1. Q: How do you grow an avocado?

A: Wash pit; stick in 3 toothpicks 2/3 way down seed from pointed top; set on rim of glass; fill with water so that the bottom 1/3 of seed is covered. When root forms and top starts to split, pot with soil and place in brightest light indoors.

2. Q: I was told that if I planted an avocado in the ground, it would grow a tree - but without avocados on it. Is that true? Also, what's the big deal about putting toothpicks and putting it in water and all that? If I just put it in the ground, will it grow? And, will there be avocados on it?

A: The big thing about using the toothpicks and putting it in the water is that you get to see it happen!! First the seed splits, then the root starts to grow and finally here comes the shoot. Literally a miracle happening before your eyes! No problem with putting it in the ground or pot though; you just miss all the action. Plant it fairly shallow, just barely covering the seed with soil.

All avocado seeds WILL eventually produce fruit if they grow long enough.

3. Q: Can you please tell me how often and exactly how much I should water my avocado tree. I have been told you should only water it once every seven to ten days. It has lots of clusters of buds. Last year they all fell off. It might have been because it was only two years old. Some of the leaves are turning yellow. We have been watering it every second day.

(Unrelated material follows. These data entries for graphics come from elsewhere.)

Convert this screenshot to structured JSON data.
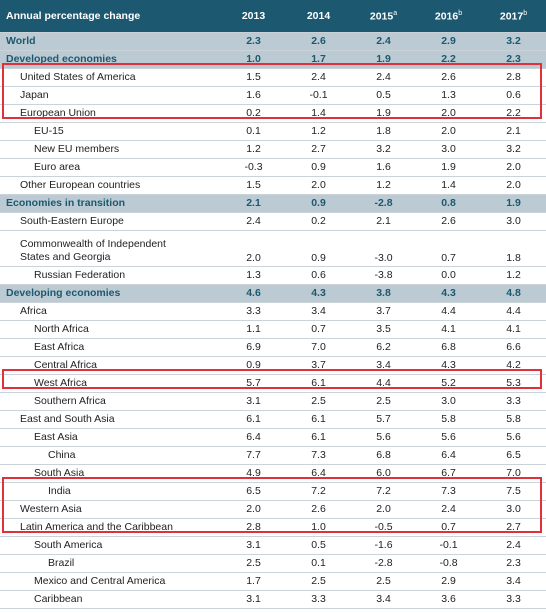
{
  "table": {
    "header": {
      "title": "Annual percentage change",
      "columns": [
        {
          "year": "2013"
        },
        {
          "year": "2014"
        },
        {
          "year": "2015",
          "note": "a"
        },
        {
          "year": "2016",
          "note": "b"
        },
        {
          "year": "2017",
          "note": "b"
        }
      ]
    },
    "rows": [
      {
        "label": "World",
        "level": 0,
        "group": true,
        "values": [
          "2.3",
          "2.6",
          "2.4",
          "2.9",
          "3.2"
        ]
      },
      {
        "label": "Developed economies",
        "level": 0,
        "group": true,
        "values": [
          "1.0",
          "1.7",
          "1.9",
          "2.2",
          "2.3"
        ]
      },
      {
        "label": "United States of America",
        "level": 1,
        "values": [
          "1.5",
          "2.4",
          "2.4",
          "2.6",
          "2.8"
        ]
      },
      {
        "label": "Japan",
        "level": 1,
        "values": [
          "1.6",
          "-0.1",
          "0.5",
          "1.3",
          "0.6"
        ]
      },
      {
        "label": "European Union",
        "level": 1,
        "values": [
          "0.2",
          "1.4",
          "1.9",
          "2.0",
          "2.2"
        ]
      },
      {
        "label": "EU-15",
        "level": 2,
        "values": [
          "0.1",
          "1.2",
          "1.8",
          "2.0",
          "2.1"
        ]
      },
      {
        "label": "New EU members",
        "level": 2,
        "values": [
          "1.2",
          "2.7",
          "3.2",
          "3.0",
          "3.2"
        ]
      },
      {
        "label": "Euro area",
        "level": 2,
        "values": [
          "-0.3",
          "0.9",
          "1.6",
          "1.9",
          "2.0"
        ]
      },
      {
        "label": "Other European countries",
        "level": 1,
        "values": [
          "1.5",
          "2.0",
          "1.2",
          "1.4",
          "2.0"
        ]
      },
      {
        "label": "Economies in transition",
        "level": 0,
        "group": true,
        "values": [
          "2.1",
          "0.9",
          "-2.8",
          "0.8",
          "1.9"
        ]
      },
      {
        "label": "South-Eastern Europe",
        "level": 1,
        "values": [
          "2.4",
          "0.2",
          "2.1",
          "2.6",
          "3.0"
        ]
      },
      {
        "label": "Commonwealth of Independent States and Georgia",
        "level": 1,
        "values": [
          "2.0",
          "0.9",
          "-3.0",
          "0.7",
          "1.8"
        ]
      },
      {
        "label": "Russian Federation",
        "level": 2,
        "values": [
          "1.3",
          "0.6",
          "-3.8",
          "0.0",
          "1.2"
        ]
      },
      {
        "label": "Developing economies",
        "level": 0,
        "group": true,
        "values": [
          "4.6",
          "4.3",
          "3.8",
          "4.3",
          "4.8"
        ]
      },
      {
        "label": "Africa",
        "level": 1,
        "values": [
          "3.3",
          "3.4",
          "3.7",
          "4.4",
          "4.4"
        ]
      },
      {
        "label": "North Africa",
        "level": 2,
        "values": [
          "1.1",
          "0.7",
          "3.5",
          "4.1",
          "4.1"
        ]
      },
      {
        "label": "East Africa",
        "level": 2,
        "values": [
          "6.9",
          "7.0",
          "6.2",
          "6.8",
          "6.6"
        ]
      },
      {
        "label": "Central Africa",
        "level": 2,
        "values": [
          "0.9",
          "3.7",
          "3.4",
          "4.3",
          "4.2"
        ]
      },
      {
        "label": "West Africa",
        "level": 2,
        "values": [
          "5.7",
          "6.1",
          "4.4",
          "5.2",
          "5.3"
        ]
      },
      {
        "label": "Southern Africa",
        "level": 2,
        "values": [
          "3.1",
          "2.5",
          "2.5",
          "3.0",
          "3.3"
        ]
      },
      {
        "label": "East and South Asia",
        "level": 1,
        "values": [
          "6.1",
          "6.1",
          "5.7",
          "5.8",
          "5.8"
        ]
      },
      {
        "label": "East Asia",
        "level": 2,
        "values": [
          "6.4",
          "6.1",
          "5.6",
          "5.6",
          "5.6"
        ]
      },
      {
        "label": "China",
        "level": 3,
        "values": [
          "7.7",
          "7.3",
          "6.8",
          "6.4",
          "6.5"
        ]
      },
      {
        "label": "South Asia",
        "level": 2,
        "values": [
          "4.9",
          "6.4",
          "6.0",
          "6.7",
          "7.0"
        ]
      },
      {
        "label": "India",
        "level": 3,
        "values": [
          "6.5",
          "7.2",
          "7.2",
          "7.3",
          "7.5"
        ]
      },
      {
        "label": "Western Asia",
        "level": 1,
        "values": [
          "2.0",
          "2.6",
          "2.0",
          "2.4",
          "3.0"
        ]
      },
      {
        "label": "Latin America and the Caribbean",
        "level": 1,
        "values": [
          "2.8",
          "1.0",
          "-0.5",
          "0.7",
          "2.7"
        ]
      },
      {
        "label": "South America",
        "level": 2,
        "values": [
          "3.1",
          "0.5",
          "-1.6",
          "-0.1",
          "2.4"
        ]
      },
      {
        "label": "Brazil",
        "level": 3,
        "values": [
          "2.5",
          "0.1",
          "-2.8",
          "-0.8",
          "2.3"
        ]
      },
      {
        "label": "Mexico and Central America",
        "level": 2,
        "values": [
          "1.7",
          "2.5",
          "2.5",
          "2.9",
          "3.4"
        ]
      },
      {
        "label": "Caribbean",
        "level": 2,
        "values": [
          "3.1",
          "3.3",
          "3.4",
          "3.6",
          "3.3"
        ]
      }
    ]
  }
}
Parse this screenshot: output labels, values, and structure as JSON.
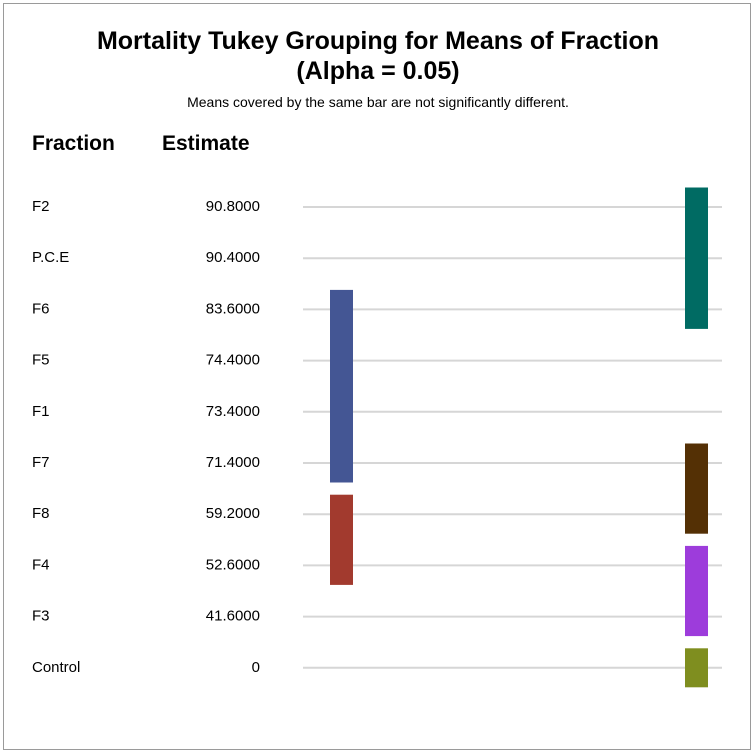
{
  "chart_data": {
    "type": "table",
    "title_lines": [
      "Mortality Tukey Grouping for Means of Fraction",
      "(Alpha = 0.05)"
    ],
    "subtitle": "Means covered by the same bar are not significantly different.",
    "columns": [
      "Fraction",
      "Estimate"
    ],
    "rows": [
      {
        "fraction": "F2",
        "estimate": "90.8000"
      },
      {
        "fraction": "P.C.E",
        "estimate": "90.4000"
      },
      {
        "fraction": "F6",
        "estimate": "83.6000"
      },
      {
        "fraction": "F5",
        "estimate": "74.4000"
      },
      {
        "fraction": "F1",
        "estimate": "73.4000"
      },
      {
        "fraction": "F7",
        "estimate": "71.4000"
      },
      {
        "fraction": "F8",
        "estimate": "59.2000"
      },
      {
        "fraction": "F4",
        "estimate": "52.6000"
      },
      {
        "fraction": "F3",
        "estimate": "41.6000"
      },
      {
        "fraction": "Control",
        "estimate": "0"
      }
    ],
    "groups": [
      {
        "column": 1,
        "from_row": 0,
        "to_row": 2,
        "color": "#006B63"
      },
      {
        "column": 0,
        "from_row": 2,
        "to_row": 5,
        "color": "#445694"
      },
      {
        "column": 1,
        "from_row": 5,
        "to_row": 6,
        "color": "#543005"
      },
      {
        "column": 0,
        "from_row": 6,
        "to_row": 7,
        "color": "#A23A2E"
      },
      {
        "column": 1,
        "from_row": 7,
        "to_row": 8,
        "color": "#9D3CDB"
      },
      {
        "column": 1,
        "from_row": 9,
        "to_row": 9,
        "color": "#7F8E1F"
      }
    ],
    "grid": true
  }
}
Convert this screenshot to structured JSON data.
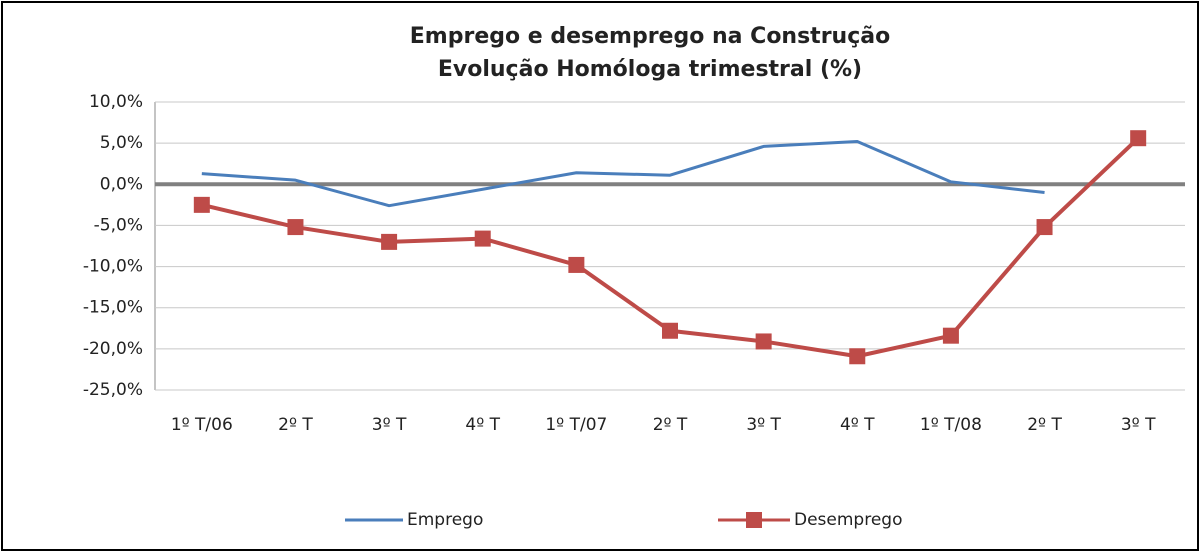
{
  "chart_data": {
    "type": "line",
    "title": "Emprego e desemprego na Construção",
    "subtitle": "Evolução Homóloga trimestral (%)",
    "categories": [
      "1º T/06",
      "2º T",
      "3º T",
      "4º T",
      "1º T/07",
      "2º T",
      "3º T",
      "4º T",
      "1º T/08",
      "2º T",
      "3º T"
    ],
    "series": [
      {
        "name": "Emprego",
        "color": "#4a7ebb",
        "marker": "none",
        "values": [
          1.3,
          0.5,
          -2.6,
          -0.6,
          1.4,
          1.1,
          4.6,
          5.2,
          0.3,
          -1.0,
          null
        ]
      },
      {
        "name": "Desemprego",
        "color": "#be4b48",
        "marker": "square",
        "values": [
          -2.5,
          -5.2,
          -7.0,
          -6.6,
          -9.8,
          -17.8,
          -19.1,
          -20.9,
          -18.4,
          -5.2,
          5.6
        ]
      }
    ],
    "ylim": [
      -25,
      10
    ],
    "yticks": [
      {
        "value": -25,
        "label": "-25,0%"
      },
      {
        "value": -20,
        "label": "-20,0%"
      },
      {
        "value": -15,
        "label": "-15,0%"
      },
      {
        "value": -10,
        "label": "-10,0%"
      },
      {
        "value": -5,
        "label": "-5,0%"
      },
      {
        "value": 0,
        "label": "0,0%"
      },
      {
        "value": 5,
        "label": "5,0%"
      },
      {
        "value": 10,
        "label": "10,0%"
      }
    ],
    "grid": true,
    "legend": "bottom"
  }
}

A: Water can be one of the hardest issues to address when dealing with plants, because the symptoms for too much water are the same as the symptoms for not enough water. All fruit plants require well-drained soil in order to grow and produce properly. So if you water too often you force the oxygen out of the soil and the plants cannot use the water you are applying. Plant roots require oxygen in order to take up the water. So I think if you are applying water every two days, you are applying it too often. Every 7 to 10 days is probably adequate right now. In the peak of the summer you may have to water more often; maybe every 3 days. The best way to determine if you need to water is by feeling the soil. Dig down with a shovel to a depth of 6 inches. Place a ball of soil in your hand; if the soil sticks together in a ball, you have adequate moisture; if the soil crumbles and fails to hold together, then you need to apply water. It may be that you can go longer than you think before you apply water.